No Capítulo “The Elements of Dance” 1, do seu livro “The Dance Workshop”, Robert Cohan propõe um aprendizado de dança desenvolvido a partir de oito elementos que ele considera como fundamentais. Ele acredita que, à medida que o dançarino vai significando cada um destes elementos no próprio corpo, seu conhecimento sofre uma progressiva transformação. Cohan denominou como técnica o aprendizado global destes oito elementos fundamentais.

1. CENTRALIDADE

Cohan considera a centralidade (a percepção do centro físico no próprio corpo) como o primeiro elemento fundamental para se dançar bem. Para ele, a centralidade é que dá unidade ao corpo quando em movimento. Uma vez que se perceba a movimentação a partir do centro, o controle do mesmo torna-se mais eficaz. Ele afirma a existência de “um ponto central identificável em nosso corpo”, único, localizado “um ou dois centímetros abaixo do umbigo, no meio da pelve, dependendo do tamanho e peso das pernas”, considerando pequenas variações individuais. Cohan até considera possível desenvolver belos movimentos de extremidades mesmo não estando “centrado”, porém não os considera como resultantes de um “mover-se bem”.

Durante os exercícios para percepção de centro motor, foi levantada a questão da viabilidade ou não de se executar um movimento que não seja a partir do centro. A turma então enveredou pela discussão sobre a unicidade e imobilidade da centralidade proposta por Cohan. O também americano William Forsythe2 questiona a premissa da estabilidade e orientação no espaço a partir de um centro único e fixamente localizado no corpo e propõe a idéia de uma multicentralidade móvel: para Forsythe, um ou mais centros podem ser ativados de forma sucessiva ou mesmo simultânea em qualquer parte do corpo, propiciando o surgimento de múltiplas cinesferas.

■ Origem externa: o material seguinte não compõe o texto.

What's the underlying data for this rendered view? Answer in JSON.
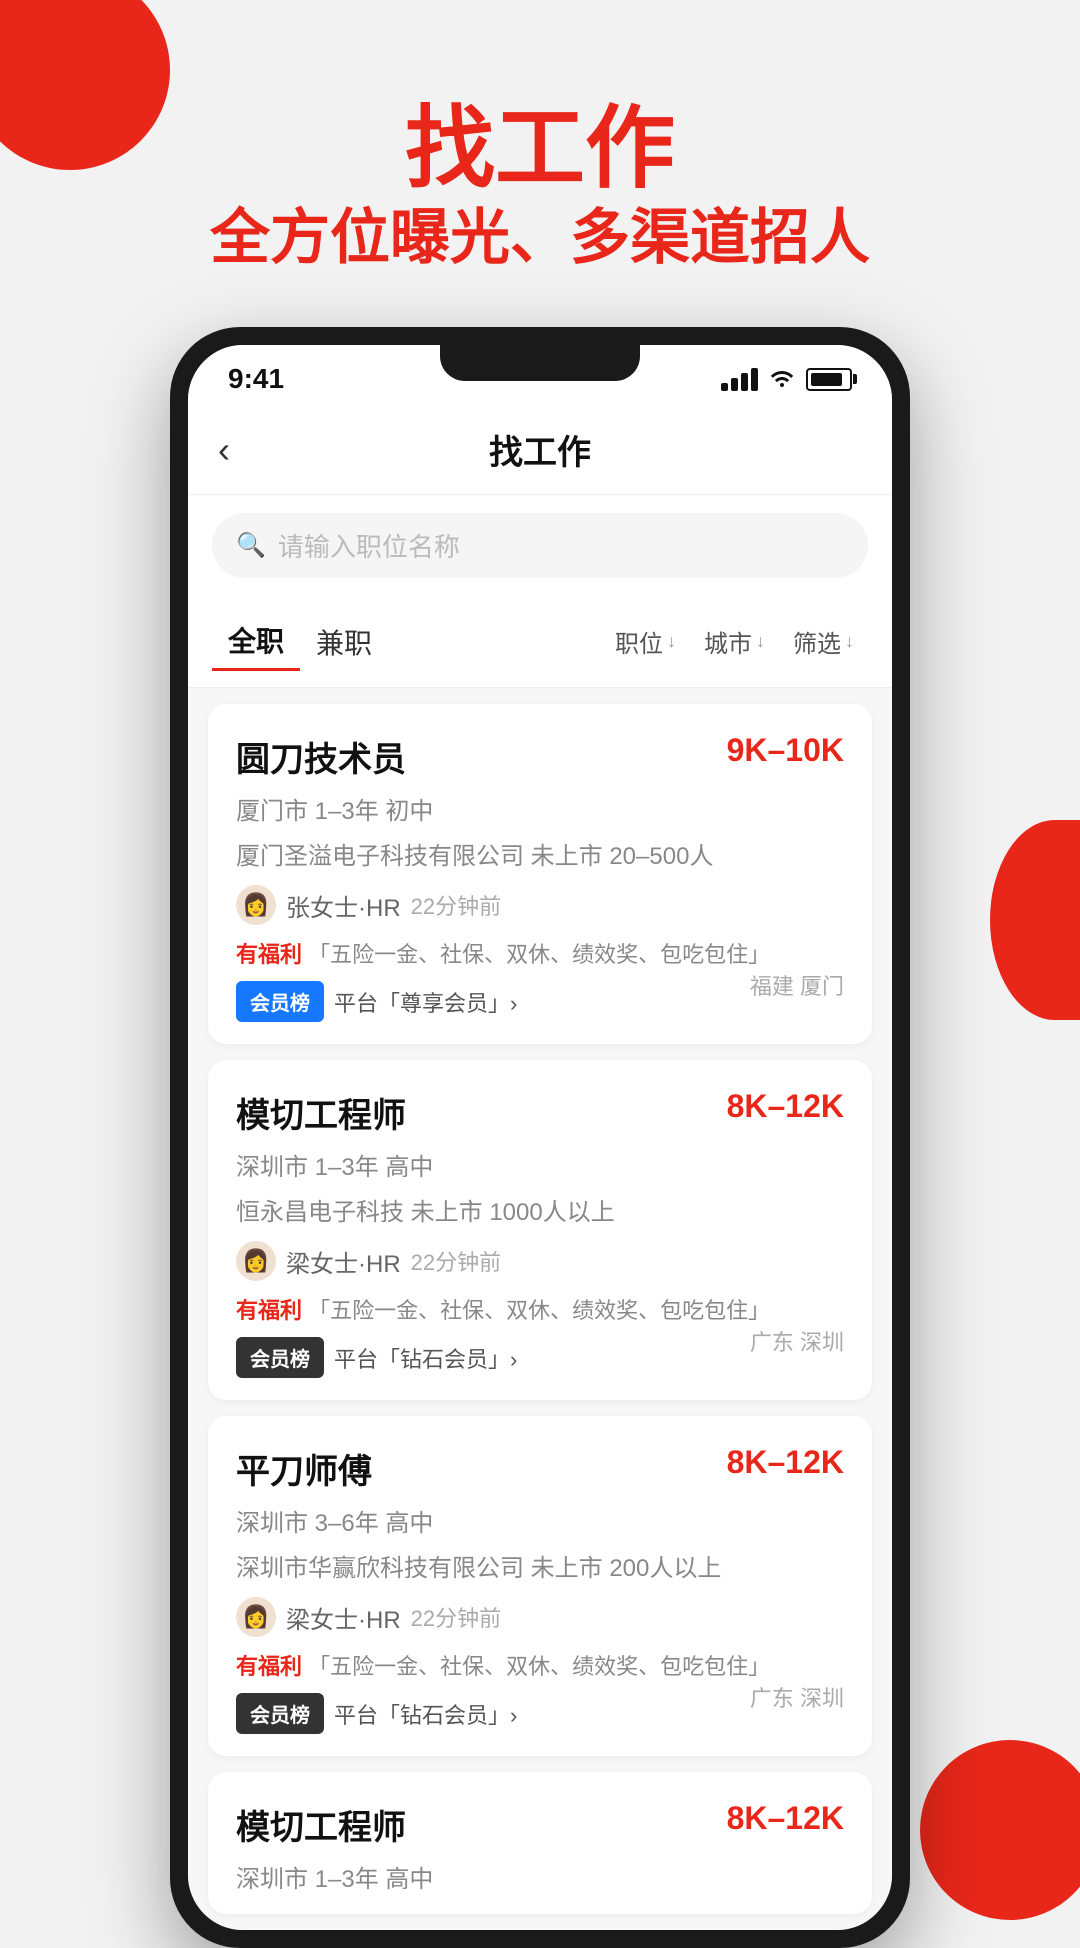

Curiosamente, neste texto (1986) Cohan utiliza o modelo atômico3 de Rutherford-Bohr (onde os elétrons giram em órbitas específicas em torno de um núcleo central) para ilustrar sua idéia de centralidade, apesar da postulação do princípio da incerteza de Heisenberg (“todo corpúsculo atômico pode comportar-se como onda e como partícula”) justamente no ano do nascimento de Cohan (1925). Recordei então da analogia utilizada por Helena Katz em seu livro Um, Dois, Três - A Dança é o Pensamento do Corpo 4 de que o pensamento clássico em dança estaria para a física clássica, assim como o pensamento contemporâneo para a física quântica. Dessa forma, a proposta de centralidade de Cohan, mesmo impregnadas de idéias modernistas, parece estar , mais próximo do pensamento clássico do que do contemporânea em dança?

2. GRAVIDADE

O segundo elemento proposto por Cohan é a gravidade, a força natural de atração que atua sobre todos os corpos (humanos e celestes) existente desde o princípio do universo e descrita por Isaac Newton5 em 1687. Para nós, que vivemos sobre a superfície da Terra, a gravidade é a força que nos “empurra para baixo”, que nos “pressiona contra” o solo e nos mantém em contato com o mesmo.

Cohan considera a gravidade como uma força inibidora do movimento. “Sua força para baixo é tão grande que é difícil para nós saltar mais alto que um pé no ar. Na verdade, é uma maravilha que nós possamos nos mover sobre duas patas”, diz o autor chamando atenção para os milhões de anos do processo de evolução do bipedalismo humano, caracteristica incomum dentre os mamíferos, e que hoje podemos realizar de forma automática devido a assimilação destas habilidades por nossos centros motores autônomos.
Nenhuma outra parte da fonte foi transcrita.